Por Joaquín TrujilloWalpurgisnacht

Hace unos días, en vísperas de Halloween, unos estudiantes me anunciaron que participarían de esa fiesta. Yo protesté que aquella era una costumbre ajena a nosotros los chilenos, latinoamericanos, hijos predilectos de la prolongación ibérica del extinto Imperio Romano, etc. Ellos, que son muy jóvenes, me miraron como a un viejo decrépito y agregaron que se disfrazarían de políticos e íconos revolucionarios, obvio, para burlarse de sus adeptos.
Fue el gran poeta y consejero áulico Johann Wolfgang von Goethe quien comenzó esa sátira contra los ídolos sociales de su época. En su inmensa obra teatral “Fausto” colocó varias escenas de Noche de Walpurgis, el equivalente germánico a la Noche de Brujas, que por algún motivo se relacionó con Walpurga, santa abadesa que en el siglo VIII llevó el cristianismo a los bárbaros norteños.
En uno de esos pasajes del “Fausto”, entre el carnaval de demonios, hechiceras, cabras, gatos y monos, bailan ministros, burócratas, consejeros políticos, filósofos idealistas, realistas (economistas), que van pronunciando una supuesta gran verdad, uno tras otro como en una vertiginosa sucesión del Chacal de la Trompeta. Consciente de esta colección repulsiva, uno de ellos grita: “Y si la tierra no se abre para, a todos, devorarlos, soy capaz de irme al infierno por no oírlos ni mirarlos” (la traducción es la chilena de Manuel Antonio Matta).

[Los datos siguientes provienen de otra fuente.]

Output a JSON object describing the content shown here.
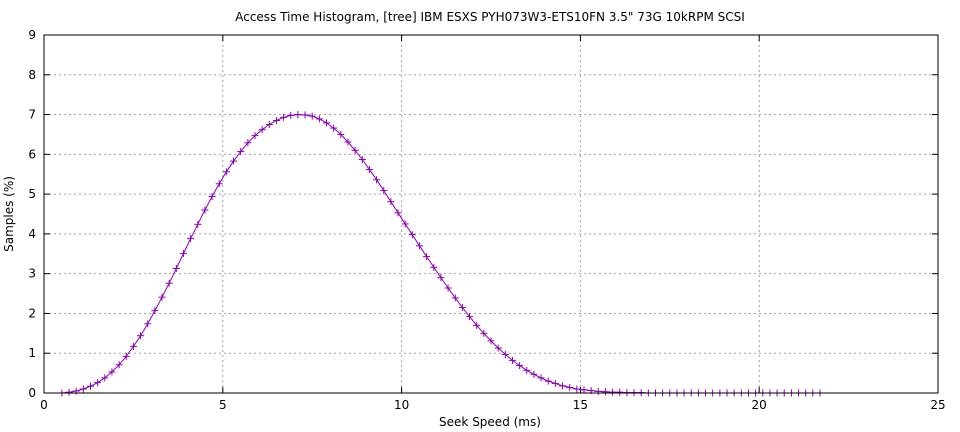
{
  "chart_data": {
    "type": "line",
    "title": "Access Time Histogram, [tree] IBM ESXS PYH073W3-ETS10FN 3.5\" 73G 10kRPM SCSI",
    "xlabel": "Seek Speed (ms)",
    "ylabel": "Samples (%)",
    "xlim": [
      0,
      25
    ],
    "ylim": [
      0,
      9
    ],
    "xticks": [
      0,
      5,
      10,
      15,
      20,
      25
    ],
    "yticks": [
      0,
      1,
      2,
      3,
      4,
      5,
      6,
      7,
      8,
      9
    ],
    "grid": true,
    "marker": "plus",
    "color": "#8b00b6",
    "series": [
      {
        "x": [
          0.5,
          0.7,
          0.9,
          1.1,
          1.3,
          1.5,
          1.7,
          1.9,
          2.1,
          2.3,
          2.5,
          2.7,
          2.9,
          3.1,
          3.3,
          3.5,
          3.7,
          3.9,
          4.1,
          4.3,
          4.5,
          4.7,
          4.9,
          5.1,
          5.3,
          5.5,
          5.7,
          5.9,
          6.1,
          6.3,
          6.5,
          6.7,
          6.9,
          7.1,
          7.3,
          7.5,
          7.7,
          7.9,
          8.1,
          8.3,
          8.5,
          8.7,
          8.9,
          9.1,
          9.3,
          9.5,
          9.7,
          9.9,
          10.1,
          10.3,
          10.5,
          10.7,
          10.9,
          11.1,
          11.3,
          11.5,
          11.7,
          11.9,
          12.1,
          12.3,
          12.5,
          12.7,
          12.9,
          13.1,
          13.3,
          13.5,
          13.7,
          13.9,
          14.1,
          14.3,
          14.5,
          14.7,
          14.9,
          15.1,
          15.3,
          15.5,
          15.7,
          15.9,
          16.1,
          16.3,
          16.5,
          16.7,
          16.9,
          17.1,
          17.3,
          17.5,
          17.7,
          17.9,
          18.1,
          18.3,
          18.5,
          18.7,
          18.9,
          19.1,
          19.3,
          19.5,
          19.7,
          19.9,
          20.1,
          20.3,
          20.5,
          20.7,
          20.9,
          21.1,
          21.3,
          21.5,
          21.7
        ],
        "y": [
          0.0,
          0.02,
          0.05,
          0.1,
          0.17,
          0.26,
          0.38,
          0.53,
          0.71,
          0.92,
          1.17,
          1.44,
          1.74,
          2.07,
          2.41,
          2.76,
          3.13,
          3.51,
          3.88,
          4.24,
          4.6,
          4.94,
          5.26,
          5.56,
          5.83,
          6.07,
          6.29,
          6.47,
          6.62,
          6.75,
          6.85,
          6.93,
          6.98,
          7.0,
          6.99,
          6.96,
          6.89,
          6.79,
          6.66,
          6.5,
          6.31,
          6.1,
          5.87,
          5.62,
          5.36,
          5.09,
          4.81,
          4.53,
          4.25,
          3.98,
          3.7,
          3.43,
          3.16,
          2.9,
          2.64,
          2.39,
          2.15,
          1.92,
          1.7,
          1.5,
          1.31,
          1.13,
          0.97,
          0.82,
          0.69,
          0.57,
          0.47,
          0.38,
          0.3,
          0.24,
          0.18,
          0.14,
          0.1,
          0.08,
          0.06,
          0.04,
          0.03,
          0.02,
          0.02,
          0.01,
          0.01,
          0.01,
          0.0,
          0.0,
          0.0,
          0.0,
          0.0,
          0.0,
          0.0,
          0.0,
          0.0,
          0.0,
          0.0,
          0.0,
          0.0,
          0.0,
          0.0,
          0.0,
          0.0,
          0.0,
          0.0,
          0.0,
          0.0,
          0.0,
          0.0,
          0.0,
          0.0
        ]
      }
    ]
  }
}
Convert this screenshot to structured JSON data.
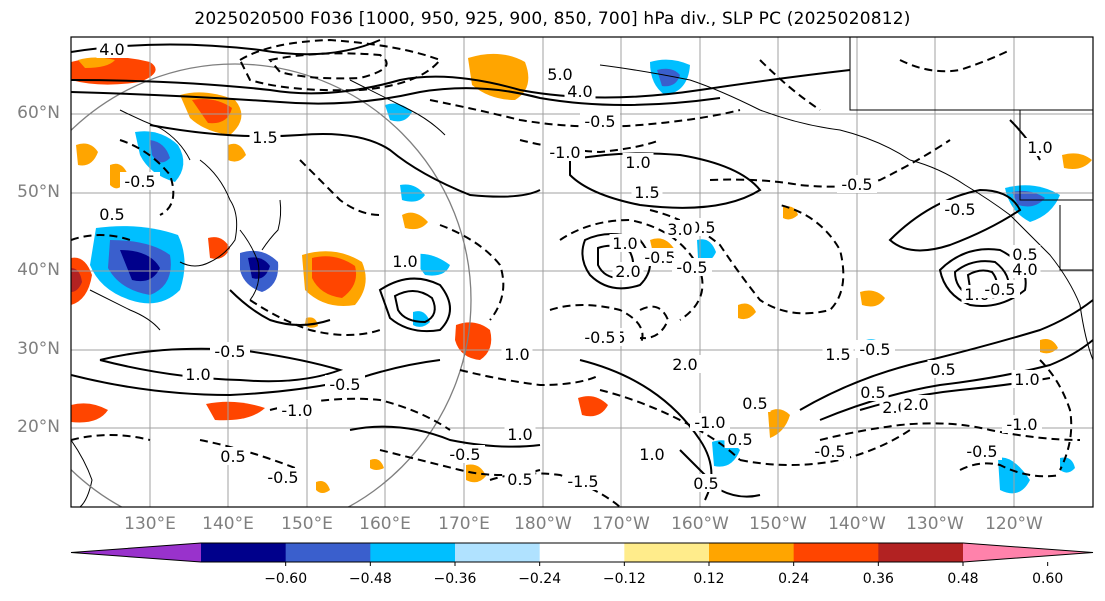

Pero podríamos leerlo de otra manera. Algo de pasarela tiene la vida pública y, por eso mismo, de única opción para verse y mentir bien. Las personas en la vida exclusivamente privada, pueden hallarse condenadas a realidades domésticas que a la larga son estériles. En cambio, la exhibición pública, por minúscula que sea, tiene mucho de segunda, tercera, cuarta y quinta oportunidad. A un anónimo en la calle se le despliega un mundo, siempre que sepa aprovecharlo. Y si no, la sensación de andar por ahí suelto y resuelto podrá liberarlo, exorcizarle algún insecto que se le haya clavado en el alma. Esta es la decimoquinta razón por la cual es tan importante que las noches cualquiera en las calles estén disponibles para quienes quieran engalanarse de criatura humana y no queden reducidas al monopolio de las amenazas, de los espectros que son siempre los mismos y que confinan a la mayoría dentro de sus casas, sin toque de queda mediante, como si les impidieran romper el cascarón, asomar la cabeza, nacer.
De no ser así, la gente termina saliendo solo de día, con sus disfraces demasiado nítidos, carentes de efecto. Nadie se entusiasma con nadie y, de alguna manera, la natalidad decae. Y la vida se estrecha reducida a un par de escenarios, como en una teleserie de bajo presupuesto.
Porque cuando en su libro de juventud “Werther” (acaba de montarse la ópera de Massenet basada en aquel), Goethe afirmaba que “El hombre nace para morir sin que le hayan conocido” habló de otra cosa, más bien de lo que está muy dentro, sin deseo de salir fuera, reservado tal vez para sí mismo.